Naftogaz of Ukraine already has to pay Gazprom $20mn for being late in paying its $2bn debt to the Russian company for gas supplied in 2013-2014. On Dec 22, 2017, the Arbitration Institute of the Stockholm Chamber of Commerce obliged Naftogaz to repay its $2bn debt to Gazprom. According to the Russians, for each delayed day, the Ukrainians have to pay 0.03% of the sum ($600,000). However, the Ukrainians are not going to pay anything.
According to Naftogaz’s CEO Andriy Kobolyev, by late Feb 2018, the Stockholm Arbitration Institute is expected to rule on the gas transit dispute with Gazprom. Kobolyev hopes that the arbiters will satisfy Naftogaz’s claim for a $16bn compensation from Gazprom. If it does, the Ukrainian company will be able to apply a set-off.
“We must repay that sum ($2bn). We hope to deduct it from the money we will get under the transit case,” Kobolyev said on air of the Ukrainian Fifth Channel. He noted that it would be better for the company to set-off the debts than to borrow the necessary sum from Ukrainian banks. “The interest we have to pay on this sum is lower than the interests charged by Ukrainian banks,” Kobolyev said.
But the problem is that Naftogaz does not have any money for repaying the debt. Nor does it have any plan B. So, its only hope is a favorable verdict by the Stockholm arbiters. “This is perhaps the 125th such statement by Naftogaz. It proves that they have no plan B in case the Stockholm court dismisses their gas transit claim. So, they have no other way but to hope for a favorable decision,” says Dmitry Marunich, Co-Chairman of the Energy Strategies Fund.
Naftogaz expects to get from Gazprom $6bn-16bn as compensation for the Russian company’s decision to reduce the volume stipulated in the contract and to pay for the transit not the new Ukrainian tariff but the price fixed by the contract. Naftogaz also hopes that the Stockholm arbiters will approve its new transit tariff and will make it valid till the expiry of the contract in 2019. The new tariff is almost twice as high as the contract price and will affect Gazprom’s prices for European consumers or even its own earnings. So, the court’s verdict on the transit case will be decisive for the whole dispute.
“Nobody can say for sure what the arbiters will decide,” Marunich says.
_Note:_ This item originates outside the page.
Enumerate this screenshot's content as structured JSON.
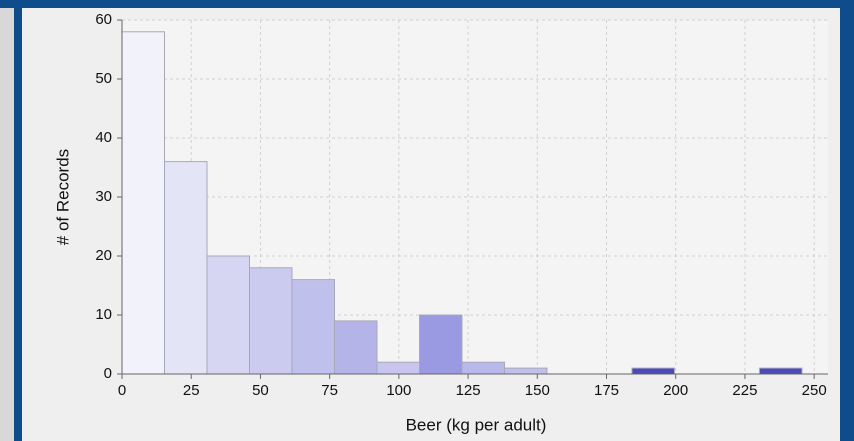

According to Alexey Grivach, Deputy Director General of the National Energy Security Fund, there are no legal grounds for satisfying Naftogaz’s claim. “The contract does not make the buyer of the transit services responsible for a cut in the transit volume, while the price paid to Naftogaz for the transit is the highest among all alternatives,” the expert says. He is right: the tariff is even higher than the tariffs of the Yamal-Europe and Nord Stream pipelines. The first verdict has shown that the arbiters seek to reach a compromise so as not to nonplus either party. They have dismissed Gazprom’s claim to get compensation for Naftogaz’s refusal to comply with the “take or pay” rule but have not cancelled the rule – even though now Naftogaz is obliged to take or pay 4bn c m instead of 50bn c m. The arbiters have also “tied” the Russian gas price for Ukraine since 2014 to the price of gas at the German NCG and have confirmed that Naftogaz has a debt for gas supplied in 2013-2014.
“Naftogaz’s loss in the dispute may cause a scandal and may cost the company’s managers their offices. The company will have to buy foreign exchange and this may pull down the UAH rate,” Marunich says.
In Jan-Sept 2017, Naftogaz recorded a net profit of 30bn UAH or $1.04bn. So, it has no money for repaying its debt to Gazprom.
Marunich believes that Kiev will ask the West to pressure Russia into rescheduling the debt. “Or it will do its best to delay the repayment as is the case with its Eurobond debt,” says the expert.